The S&P 500 was trading at its highest level in more than three months on Thursday, extending a rally from the previous session as fresh evidence of cooling inflation further cemented hopes of a smaller rise in interest rates.

Growth and technology stocks rebounded after data showed U.S. producer prices unexpectedly fell in July bolstering the chance of a 50-basis point hike by the Federal Reserve in September instead of 75 basis points.

Meanwhile, the number of Americans filing new claims for unemployment benefits rose for the second straight week, indicating further softening in the labor market despite tight conditions.
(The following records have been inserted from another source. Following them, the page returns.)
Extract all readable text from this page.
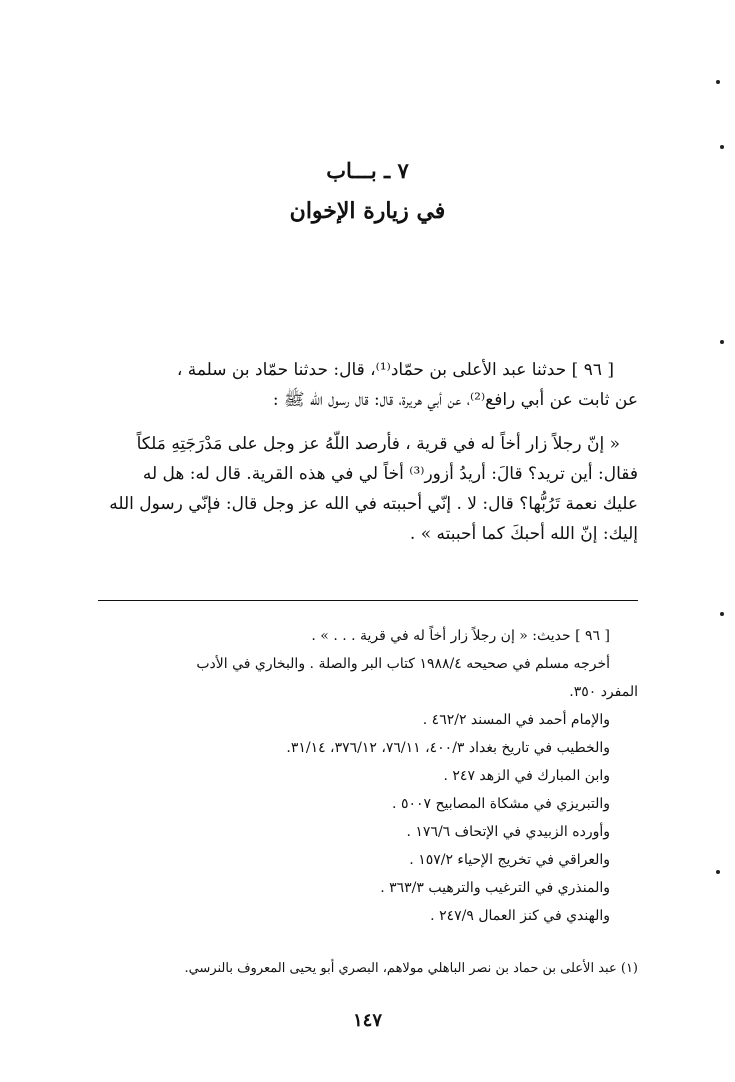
٧ ـ بـــاب
في زيارة الإخوان
[ ٩٦ ] حدثنا عبد الأعلى بن حمّاد⁽¹⁾، قال: حدثنا حمّاد بن سلمة ،
عن ثابت عن أبي رافع⁽²⁾، عن أبي هريرة، قال: قال رسول الله ﷺ :
« إنّ رجلاً زار أخاً له في قرية ، فأرصد اللّهُ عز وجل على مَدْرَجَتِهِ مَلكاً
فقال: أين تريد؟ قالَ: أريدُ أزور⁽³⁾ أخاً لي في هذه القرية. قال له: هل له
عليك نعمة تَرُبُّها؟ قال: لا . إنّي أحببته في الله عز وجل قال: فإنّي رسول الله
إليك: إنّ الله أحبكَ كما أحببته » .
[ ٩٦ ] حديث: « إن رجلاً زار أخاً له في قرية . . . » .
أخرجه مسلم في صحيحه ١٩٨٨/٤ كتاب البر والصلة . والبخاري في الأدب
المفرد ٣٥٠.
والإمام أحمد في المسند ٤٦٢/٢ .
والخطيب في تاريخ بغداد ٤٠٠/٣، ٧٦/١١، ٣٧٦/١٢، ٣١/١٤.
وابن المبارك في الزهد ٢٤٧ .
والتبريزي في مشكاة المصابيح ٥٠٠٧ .
وأورده الزبيدي في الإتحاف ١٧٦/٦ .
والعراقي في تخريج الإحياء ١٥٧/٢ .
والمنذري في الترغيب والترهيب ٣٦٣/٣ .
والهندي في كنز العمال ٢٤٧/٩ .
(١) عبد الأعلى بن حماد بن نصر الباهلي مولاهم، البصري أبو يحيى المعروف بالنرسي.
١٤٧
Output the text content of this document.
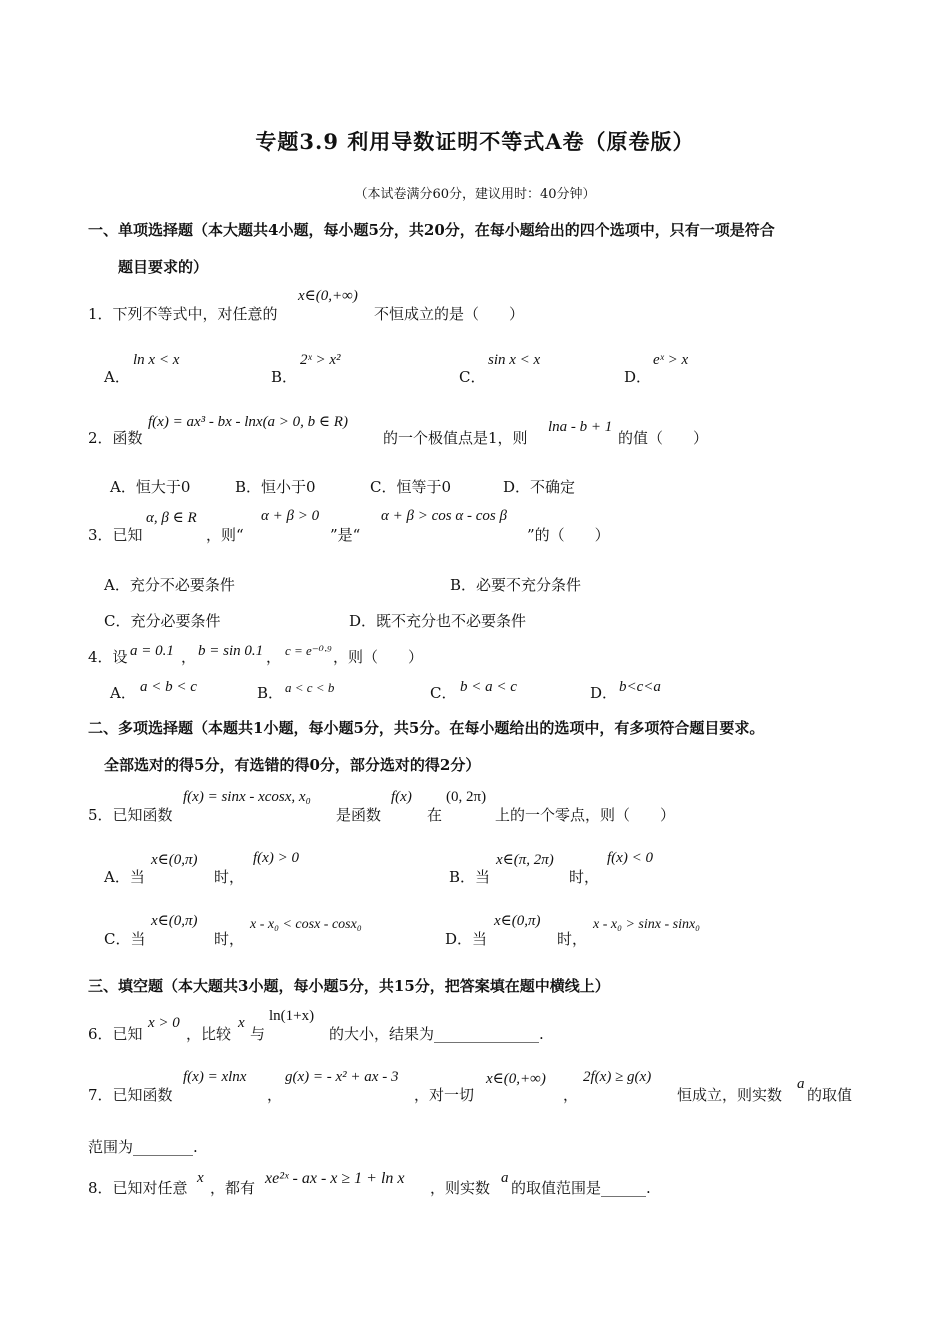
专题3.9 利用导数证明不等式A卷（原卷版）
（本试卷满分60分，建议用时：40分钟）
一、单项选择题（本大题共4小题，每小题5分，共20分，在每小题给出的四个选项中，只有一项是符合
题目要求的）
1．下列不等式中，对任意的
x∈(0,+∞)
不恒成立的是（　　）
A．
ln x < x
B．
2ˣ > x²
C．
sin x < x
D．
eˣ > x
2．函数
f(x) = ax³ - bx - lnx(a > 0, b ∈ R)
的一个极值点是1，则
lna - b + 1
的值（　　）
A．恒大于0	B．恒小于0	C．恒等于0	D．不确定
3．已知
α, β ∈ R
，则“
α + β > 0
”是“
α + β > cos α - cos β
”的（　　）
A．充分不必要条件	B．必要不充分条件
C．充分必要条件	D．既不充分也不必要条件
4．设 a = 0.1 ， b = sin 0.1 ， c = e⁻⁰·⁹ ，则（　　）
A． a < b < c	B． a < c < b	C． b < a < c	D． b<c<a
二、多项选择题（本题共1小题，每小题5分，共5分。在每小题给出的选项中，有多项符合题目要求。
全部选对的得5分，有选错的得0分，部分选对的得2分）
5．已知函数
f(x) = sinx - xcosx, x₀
是函数
f(x)
在
(0, 2π)
上的一个零点，则（　　）
A．当
x∈(0,π)
时，
f(x) > 0
B．当
x∈(π, 2π)
时，
f(x) < 0
C．当
x∈(0,π)
时，
x - x₀ < cosx - cosx₀
D．当
x∈(0,π)
时，
x - x₀ > sinx - sinx₀
三、填空题（本大题共3小题，每小题5分，共15分，把答案填在题中横线上）
6．已知
x > 0
，比较
x
与
ln(1+x)
的大小，结果为______________.
7．已知函数
f(x) = xlnx
，
g(x) = - x² + ax - 3
，对一切
x∈(0,+∞)
，
2f(x) ≥ g(x)
恒成立，则实数
a
的取值
范围为________.
8．已知对任意
x
，都有
xe²ˣ - ax - x ≥ 1 + ln x
，则实数
a
的取值范围是______.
The indexes had sharply rallied on Wednesday following a softer-than-expected rise in consumer prices. The gains came even as policymakers left no doubt they will tighten monetary policy until price pressures are fully broken.

"Rates still have to move higher even though in the very short run the market is reacting positively... Inflation is a bit more moderate, but inflation has not disappeared as a problem as yet," said Chuck Lieberman, chief investment officer at Advisors Capital Management.

Traders are now pricing in a more than 67.5% chance that the Fed will hike interest rate by 50 basis points.

Ten of the 11 major S&P 500 indexes advanced, with financials and communication services adding more than 1%, while energy stocks tracked gains in crude prices.

The Nasdaq was more than 20% above its June low, but still short of its peak in November to confirm a new bull market.

Despite its recent rebound, the tech-heavy index is down 17% so far this year as fears of an aggressive monetary policy sapped appetite for equities, particularly high-growth stocks.

The U.S. central bank has raised its policy rate by 225 basis points since March as it battles to cool demand without sparking a sharp rise in layoffs.

At 9:44 a.m. ET, the Dow Jones Industrial Average was up 224.28 points, or 0.67%, at 33,533.79, the S&P 500 was up 28.19 points, or 0.67%, at 4,238.43, and the Nasdaq Composite was up 91.93 points, or 0.72%, at 12,946.74.

Banks looked set to extend their climb, with Bank of America up 2.0%.

"People are projecting that there will be much more lending going forward if the economy does fine and inflation will decline," said Hugh Anderson, managing director at Hightower Advisors.

High-growth stocks such as Apple Inc and Inc, whose valuations are vulnerable to rising bond yields, advanced as U.S. Treasury yields continued to pull back.

In earnings-driven news, Walt Disney jumped 8.9% as the media giant edged past rival Netflix Inc with 221 million streaming customers and announced it will increase prices for customers who want to watch Disney+ or Hulu without commercials.

Advancing issues outnumbered decliners by a 4.89-to-1 ratio on the NYSE and by a 3.01-to-1 ratio on the Nasdaq.

The S&P index recorded four new 52-week highs and 29 new lows, while the Nasdaq recorded 39 new highs and eight new lows.